I have a type XY that has various fields and methods (a few dozen).
type XY struct {
Name string
SomeValue int
...
}
func (xy *XY) Do1() { ... }
func (xy *XY) Do2() { ... }
func (xy *XY) Do3() { ... }
...
Now I want to define a second type that embeds XY, keeping all fields and methods. But I do want to modify a few functions.
type AB struct {
XY
}
func (ab *AB) Do2() { ... }
So far so good. Now I want to pass AB to a function that takes XY.

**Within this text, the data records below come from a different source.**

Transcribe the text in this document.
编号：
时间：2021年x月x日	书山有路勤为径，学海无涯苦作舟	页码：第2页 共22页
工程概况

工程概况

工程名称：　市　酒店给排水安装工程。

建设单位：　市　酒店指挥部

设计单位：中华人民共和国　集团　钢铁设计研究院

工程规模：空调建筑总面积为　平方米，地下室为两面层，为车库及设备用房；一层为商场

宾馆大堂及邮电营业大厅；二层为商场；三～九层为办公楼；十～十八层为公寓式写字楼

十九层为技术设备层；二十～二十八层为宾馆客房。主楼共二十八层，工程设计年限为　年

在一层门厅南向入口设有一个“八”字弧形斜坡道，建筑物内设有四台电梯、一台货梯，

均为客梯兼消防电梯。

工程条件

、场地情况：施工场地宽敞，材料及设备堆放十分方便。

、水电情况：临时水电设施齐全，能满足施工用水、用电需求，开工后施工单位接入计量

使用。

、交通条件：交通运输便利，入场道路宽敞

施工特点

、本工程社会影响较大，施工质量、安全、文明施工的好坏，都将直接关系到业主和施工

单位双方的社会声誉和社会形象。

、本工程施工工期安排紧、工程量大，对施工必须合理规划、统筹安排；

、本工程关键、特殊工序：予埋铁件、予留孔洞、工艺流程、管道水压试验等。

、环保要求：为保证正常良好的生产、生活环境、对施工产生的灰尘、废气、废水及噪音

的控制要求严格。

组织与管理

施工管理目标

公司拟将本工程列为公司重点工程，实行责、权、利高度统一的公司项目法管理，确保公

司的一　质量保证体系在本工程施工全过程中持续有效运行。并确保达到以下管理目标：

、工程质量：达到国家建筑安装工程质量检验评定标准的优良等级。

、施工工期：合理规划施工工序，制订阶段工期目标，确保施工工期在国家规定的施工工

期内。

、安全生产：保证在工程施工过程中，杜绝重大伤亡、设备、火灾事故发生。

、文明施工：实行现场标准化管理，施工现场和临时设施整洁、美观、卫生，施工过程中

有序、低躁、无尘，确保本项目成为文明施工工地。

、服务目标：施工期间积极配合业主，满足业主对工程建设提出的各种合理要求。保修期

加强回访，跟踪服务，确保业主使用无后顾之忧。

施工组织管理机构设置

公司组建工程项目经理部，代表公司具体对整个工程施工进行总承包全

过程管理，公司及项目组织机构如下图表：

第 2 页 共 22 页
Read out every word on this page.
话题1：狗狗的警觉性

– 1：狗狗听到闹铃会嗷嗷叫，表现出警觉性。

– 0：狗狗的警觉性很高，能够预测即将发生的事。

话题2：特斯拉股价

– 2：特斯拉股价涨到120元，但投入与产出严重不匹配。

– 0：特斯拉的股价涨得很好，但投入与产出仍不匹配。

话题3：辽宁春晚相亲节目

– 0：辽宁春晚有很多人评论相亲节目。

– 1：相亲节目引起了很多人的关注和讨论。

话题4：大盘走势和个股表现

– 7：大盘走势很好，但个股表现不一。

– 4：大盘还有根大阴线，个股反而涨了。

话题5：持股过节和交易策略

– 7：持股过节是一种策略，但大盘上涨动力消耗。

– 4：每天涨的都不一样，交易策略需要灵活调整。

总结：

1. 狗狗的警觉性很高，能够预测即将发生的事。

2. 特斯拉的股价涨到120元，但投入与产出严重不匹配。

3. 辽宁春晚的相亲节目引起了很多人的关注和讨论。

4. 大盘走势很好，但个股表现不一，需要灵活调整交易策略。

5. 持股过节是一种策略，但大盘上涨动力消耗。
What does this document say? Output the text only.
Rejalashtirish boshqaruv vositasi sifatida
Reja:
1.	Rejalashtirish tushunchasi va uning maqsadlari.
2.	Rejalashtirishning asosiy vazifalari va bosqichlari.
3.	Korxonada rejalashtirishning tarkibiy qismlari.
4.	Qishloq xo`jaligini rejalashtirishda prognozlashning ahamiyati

func SomeFunc(xy *XY) { ... }
And here's where I stumble, no polymorphism.
I can pass *AB.XY
to the function, but that wouldn't make use of AB's Do2 function anymore. I could make an interface for it, which is probably the intended way, but if SomeFunc were to need near to all functions of XY, say getters of almost all fields, I'd basically need to create a copy of XY, as an interface (possible use case: I'm on a server and have to send values to a client in a specific way). I wouldn't want to only make it an interface, because I'd have to redefine all fields and functions in all types that are using the interface.
I can think of solutions for this problem, e.g. making Do2 a closure, that is set depending on the "host" type, or an enum field in XY and changing the behavior of Do2 based on that "type" variable, or using reflection and interface{}
in SomeFunc, but I'd like to know what the "correct" way in Go would be. How do you do this in the most efficient way, even if you have a lot of functions?
The correct way to do it in Go is to use interfaces. Create an interface of Do1
, Do2
, etc. and make SomeFunc work with the interface type.